Guineematin.com : quel est votre constat sur les résultats de votre combat pour la promotion de la science et de la technologie et en faveur de l’Afrique en général et en particulier au niveau des jeunes filles ?

Pr Saliou Touré : je dois dire que les résultats sont visibles. Je vais prendre deux ou trois exemples ici même en Guinée. J’ai eu le plaisir de rencontrer Dr Moustapha Diallo. Dès qu’il m’a vu, il m’a dit : Pr, je vous dois beaucoup dans ma carrière. C’est la Collection CIAM qui m’a permis de passer mon baccalauréat ici en Guinée avec une mention et le gouvernement guinéen m’a envoyé au Maroc pour préparer les concours d’entrée dans les écoles d’ingénieurs et grâce aux mathématiques que j’ai apprises, j’ai fait les classes préparatoires, je suis entré dans une école d’ingénieurs au Maroc, mais j’ai pu accéder à l’école Centrale de Paris. Et aujourd’hui, il a non seulement son diplôme d’ingénieur, mais il a également passé un doctorat en énergie et il travaille aujourd’hui dans une autre structure en France. Je suis fier de ce garçon qui m’a affirmé que c’est grâce au peu de mathématiques qu’il a apprises ici en Guinée qu’il est devenu ce qu’il est aujourd’hui. En Côte d’Ivoire, nous avons formé beaucoup de jeunes filles, des jeunes gens qui sont entrés à l’école polytechnique à Paris, il y a une Miss Mathématiques de Côte d’Ivoire à qui le gouvernement ivoirien a donné une bourse pour aller aux États-Unis d’Amérique, aujourd’hui, elle travaille à la NASA aux États-Unis.
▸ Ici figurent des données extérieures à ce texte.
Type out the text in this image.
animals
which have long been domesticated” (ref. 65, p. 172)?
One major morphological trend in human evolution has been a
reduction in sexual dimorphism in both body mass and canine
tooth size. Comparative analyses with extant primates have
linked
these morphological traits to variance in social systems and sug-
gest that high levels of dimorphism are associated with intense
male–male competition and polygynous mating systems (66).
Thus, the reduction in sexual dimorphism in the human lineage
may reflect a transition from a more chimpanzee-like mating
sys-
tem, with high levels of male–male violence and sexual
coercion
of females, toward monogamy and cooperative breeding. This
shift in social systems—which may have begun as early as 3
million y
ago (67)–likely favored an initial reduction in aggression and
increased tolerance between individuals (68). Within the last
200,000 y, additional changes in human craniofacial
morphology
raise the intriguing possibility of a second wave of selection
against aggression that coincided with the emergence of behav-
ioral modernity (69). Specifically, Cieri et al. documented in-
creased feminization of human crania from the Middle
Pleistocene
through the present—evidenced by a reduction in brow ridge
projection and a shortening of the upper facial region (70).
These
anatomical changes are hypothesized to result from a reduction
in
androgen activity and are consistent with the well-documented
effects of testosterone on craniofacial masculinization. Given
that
Donc, il y a beaucoup d’exemples qui montrent que le peu que nous avons fait commence à porter ses fruits. Et je suis sûr que les jeunes africains ont à cœur de développer l’Afrique.

Guineematin.com : quels conseils donnez-vous aux jeunes élèves et étudiants africains, surtout les jeunes filles auprès de qui vous faites régulièrement la promotion de la science et de la technologie en vue de les encourager davantage à épouser les Mathématiques notamment ?

Pr Saliou Touré : je les invite à avoir confiance en elles-mêmes parce qu’elles sont souvent timides et c’est ce qui fait qu’elles ont l’impression qu’elles ne peuvent pas réussir dans les sciences. Loin de là. Il y a beaucoup de jeunes filles qui sont brillantes. Souvent, il y a des concours qui s’organisent en Guinée, en Côte d’Ivoire notamment, et tout ça c’est pour les aider à avoir confiance en elles-mêmes. Ce que je leur demande, c’est d’avoir confiance en elles-mêmes, de s’adonner au travail et de poursuivre avec abnégation le travail qu’elles font. Parce que l’Afrique a aujourd’hui beaucoup de défis à relever. Quels sont les défis qui se posent à l’Afrique ? Il faut maîtriser la démographie, il faut développer la démocratie en Afrique, il faut améliorer le système éducatif, le système de santé, combattre la désertification, combattre le changement climatique et dans tous ces domaines, j’estime que les femmes qui constituent 55% de nos populations ont un rôle éminent à jouer. Il faut qu’elles sachent que c’est la femme qui éduque la nation. Éduquer un homme, c’est éduquer une personne. Mais éduquer une femme, c’est éduquer une nation. Ce sont elles qui ont la charge de former la jeunesse. Ce sont nos mamans qui font de nous ce que nous sommes, ce que nous déciderons. Par conséquent, il faut que les jeunes et les femmes aient conscience de leur rôle dans la société. Notre fierté, ce serait que demain, dans la plupart des pays africains, ce soit les femmes qui soient aux commandes des activités économiques, sociales, politiques puisqu’elles en ont les moyens. C’est sur elles que repose l’humanité.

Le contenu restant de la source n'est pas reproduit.